Have you ever used aloe vera on sunburn? You can even buy a plant, and have this plant growing in your home at all times in case of a cut, minor burn, insect bite or rash. Aloe is anti-inflammatory and very cooling and can quickly soothe your baby’s rash. Fresh or bottle aloe gel both work well to calm down inflammation and kill certain bacteria that accompanies rashes. Don’t get any brands that contain other compounds or alcohol because you will exacerbate the rash. You want pure aloe vera as it comes straight from the plant! You can apply it directly to the affected area with your fingertips.

Aloe vera is an impressive natural remedy that you can grow in your own home!

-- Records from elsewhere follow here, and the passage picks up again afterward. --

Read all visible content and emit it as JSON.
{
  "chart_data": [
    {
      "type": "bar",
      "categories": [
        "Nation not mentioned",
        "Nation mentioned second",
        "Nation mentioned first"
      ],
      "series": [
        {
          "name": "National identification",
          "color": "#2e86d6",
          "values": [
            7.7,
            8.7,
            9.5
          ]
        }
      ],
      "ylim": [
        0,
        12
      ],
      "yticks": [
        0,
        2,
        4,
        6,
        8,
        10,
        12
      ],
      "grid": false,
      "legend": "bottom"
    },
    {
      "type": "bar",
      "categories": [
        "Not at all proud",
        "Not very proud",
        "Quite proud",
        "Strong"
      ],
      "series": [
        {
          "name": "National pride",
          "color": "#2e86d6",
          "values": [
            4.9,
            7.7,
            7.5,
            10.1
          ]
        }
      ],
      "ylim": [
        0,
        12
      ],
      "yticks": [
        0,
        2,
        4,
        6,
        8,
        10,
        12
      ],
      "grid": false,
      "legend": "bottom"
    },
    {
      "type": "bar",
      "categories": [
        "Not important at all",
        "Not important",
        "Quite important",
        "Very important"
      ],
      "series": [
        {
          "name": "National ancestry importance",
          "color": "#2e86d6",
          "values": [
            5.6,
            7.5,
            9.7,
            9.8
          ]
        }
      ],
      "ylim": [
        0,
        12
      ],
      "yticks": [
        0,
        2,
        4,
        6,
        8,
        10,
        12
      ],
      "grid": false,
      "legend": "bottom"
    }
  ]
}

Check out my article on 11 Impressive Uses for Aloe Vera.

8. Make an oatmeal bath

Oatmeal has anti-inflammatory properties and it’s very soothing. It is a gentle method of soothing a rash, even in adults. Its protein content can help protect the natural barrier of a baby’s skin while simultaneously removing dirt and oil from the skin. This is very easy to use too. You just buy a commercially prepared oatmeal packet (for example by Aveeno®) and pour it in the lukewarm bath according to packet directions. You can also use plain oatmeal and add about a cup of old-fashioned oats to baby’s bathwater. You’re going for a silky smooth texture to the water, it will look milky. Since the effects are very gentle (and not necessarily curative) this palliative treatment can be used two or three times a day along with salves or balms, or other commercial ointments.

9. Apply Breast Milk.

If you’re a nursing mom, then this could be an easy, fast way to soothe a rash. It’s strange, I know! Breast milk is high in vitamin D, and other healing compounds, and can be useful for soothing a diaper rash. In 2017, this very thing was studied and it worked as well as steroid creams which are still recommended, but not as a first line treatment.

Infants with diaper rash were treated with either 1% hydrocortisone or breast milk. The study evaluated 141 infants. Treatment with the breast milk was as effective as the ointment in this study. There was another one that included 63 babies, and they compared human breast milk to a cream which included both zinc oxide and cod liver oil. In this case, the cream was more effective. So when it comes to applying breast milk versus other creams, we simply don’t know which will work best.

One thing, if the rash is from candida then natural breast milk might not be the best thing because there are sugars in the breast milk which might exacerbate the rash. Perhaps this explains why breast milk is a safe and effective method for some babies, and inappropriate for others. You have to know what you’re dealing with.

10. Baking Soda Soothes.

If you suffer from rashes, or your baby has a terrible one, then one way you can almost instantly soothe this problem is to combine 1 part baking soda with 3 parts cool water and stir them in a bowl. It should make a paste. Apply to skin and let it settle on and ‘dry’ for about 5 minutes. Do not leave it on for too long. Longer is not better and will make the rash worse. So just 5 to 7 minutes and then it can be removed. Then rinse gently with water. Do not rub it off, rinse very gently. This changes the acidic painful pH into something more alkaline and it works within minutes. How can you tell if your baby’s diaper rash is a yeast rash? Typical giveaways are that the rash is redder and more inflamed than usual, that it is composed of well-defined patches that are encased by raised edges, and that it stubbornly stays in place despite your best attempts.